Of all the passages in Rigoberta Menchú’s taut, beautiful and tragic book, one in particular captures the essence of her life story:

‘I told myself that I wasn’t the only orphan in Guatemala. There are many others, and it’s not my grief alone, it’s the grief of a whole people. It’s the grief of a whole people, and all of us orphans who’ve been left must bear it.’

From her desperately impoverished upbringing in the Guatemalan altiplano, to the horrific deaths of her closest loved ones, to her decision to join the popular struggle against her country’s genocidal military regime, Menchú’s story is one shared by many people like her. It is this which gives I, Rigoberta Menchú its compulsive power as a vital account of Guatemala’s civil war.

Menchú’s story is not simply her own, but that of every indigenous woman, every campesina, every political activist and every revolutionary in Guatemala at the peak of the dictatorship’s scorched earth campaign to destroy the Mayan population. The challenge to simply end each day alive was one they had prepared for all their lives, with starvation and high infant mortality rates the constant realities for the majority rural poor. Even that wasn’t enough for the country’s landowning elites, as any form of agricultural collectivisation would see land appropriated and communities returned to their historic state of abject misery.

These are the conditions under which Menchú recounts her people’s struggle. Anyone seeking an analysis of the Reagan administration’s role in the Guatemalan killing fields of the early 1980s, when Washington ploughed military aid into the state terror apparatus, will need to find another book. This is a highly personalised account as seen through Menchú’s eyes and is by turn bewildering, stomach-churning and inspiring in its portrayal of suffering and the resistance this engenders within her people.

Menchú was born in the Quiché region of Guatemala. Her family were ethnic K’iche’, a Mayan-descendant indigenous group. Her childhood was spent alternating between the struggle to survive in her mountain community and the backbreaking seasonal labour on large lowland coffee estates. These passages recount the cruelty with which Guatemalan ladino elites treated the indigenous population, with one woman fired for taking a day off to bury a dead child and plunged into even greater economic hardship. Two of Menchú’s older brothers succumbed to starvation.

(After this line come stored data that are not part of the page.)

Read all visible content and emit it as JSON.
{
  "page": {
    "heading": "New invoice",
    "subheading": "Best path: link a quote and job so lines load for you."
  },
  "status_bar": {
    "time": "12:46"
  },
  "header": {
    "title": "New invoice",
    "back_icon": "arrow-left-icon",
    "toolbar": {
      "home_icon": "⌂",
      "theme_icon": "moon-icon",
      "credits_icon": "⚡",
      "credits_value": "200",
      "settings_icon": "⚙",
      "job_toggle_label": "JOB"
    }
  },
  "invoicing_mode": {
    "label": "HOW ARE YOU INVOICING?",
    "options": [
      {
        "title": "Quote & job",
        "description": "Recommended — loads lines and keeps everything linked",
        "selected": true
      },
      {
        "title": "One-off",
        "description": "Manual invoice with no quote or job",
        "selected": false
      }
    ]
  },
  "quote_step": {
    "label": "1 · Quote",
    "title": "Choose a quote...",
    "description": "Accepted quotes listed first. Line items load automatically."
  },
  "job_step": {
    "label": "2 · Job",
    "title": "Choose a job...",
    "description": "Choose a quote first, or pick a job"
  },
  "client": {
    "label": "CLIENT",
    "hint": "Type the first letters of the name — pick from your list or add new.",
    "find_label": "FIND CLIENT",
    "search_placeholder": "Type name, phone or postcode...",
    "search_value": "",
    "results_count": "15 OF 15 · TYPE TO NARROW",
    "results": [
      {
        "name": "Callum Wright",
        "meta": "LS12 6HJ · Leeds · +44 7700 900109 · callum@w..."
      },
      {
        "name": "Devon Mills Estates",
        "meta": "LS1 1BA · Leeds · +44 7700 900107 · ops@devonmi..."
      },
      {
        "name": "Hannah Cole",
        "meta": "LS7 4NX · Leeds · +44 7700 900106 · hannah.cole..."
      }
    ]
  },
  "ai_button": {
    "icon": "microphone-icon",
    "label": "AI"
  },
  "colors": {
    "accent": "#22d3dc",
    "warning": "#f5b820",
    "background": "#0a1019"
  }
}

By her teens she was a social organiser. As she grew more politically active, the state began enacting its most repressive period. Her younger brother, mother and father all died in the most terrible ways at the hands of security forces. Yet rather than destroy opposition to military rule, as was the intention, such brutality catalysed isolated struggles into an international human rights movement that eventually saw Menchú awarded the Nobel Peace Prize in 1992.

Her life story is not merely a political biography: it relates in detail the indigenous traditions which underpinned resistance to tyranny. For Menchú and her people, these customs were crucial to determining their capacity to confront the military war machine. The bond with land and environment meant they could not abandon their homelands, leaving no alternative other than resistance. Other key elements of her identity, especially Christian Catechism and feminism, developed her intense purpose as a warrior of social justice.

Meanwhile, Menchú drew on her life experiences to summon strength in the face of adversity. Never is the book more harrowing than when Menchú recounts her decision not to visit her tortured mother on the point of death, knowing that this will ultimately benefit the regime.

Having only learnt Spanish – the book’s original language – a few years before its 1984 publication, Menchú’s account is vivid in its simplicity, maintaining a rhythm that never deviates whether describing ancient wedding customs or the murder of entire communities. Her story is an essential first-hand document in engaging with the horrors of Guatemala’s civil war and in defining the cohesive force that drives social struggle. Few books manage to find light amid the darkness like this one does.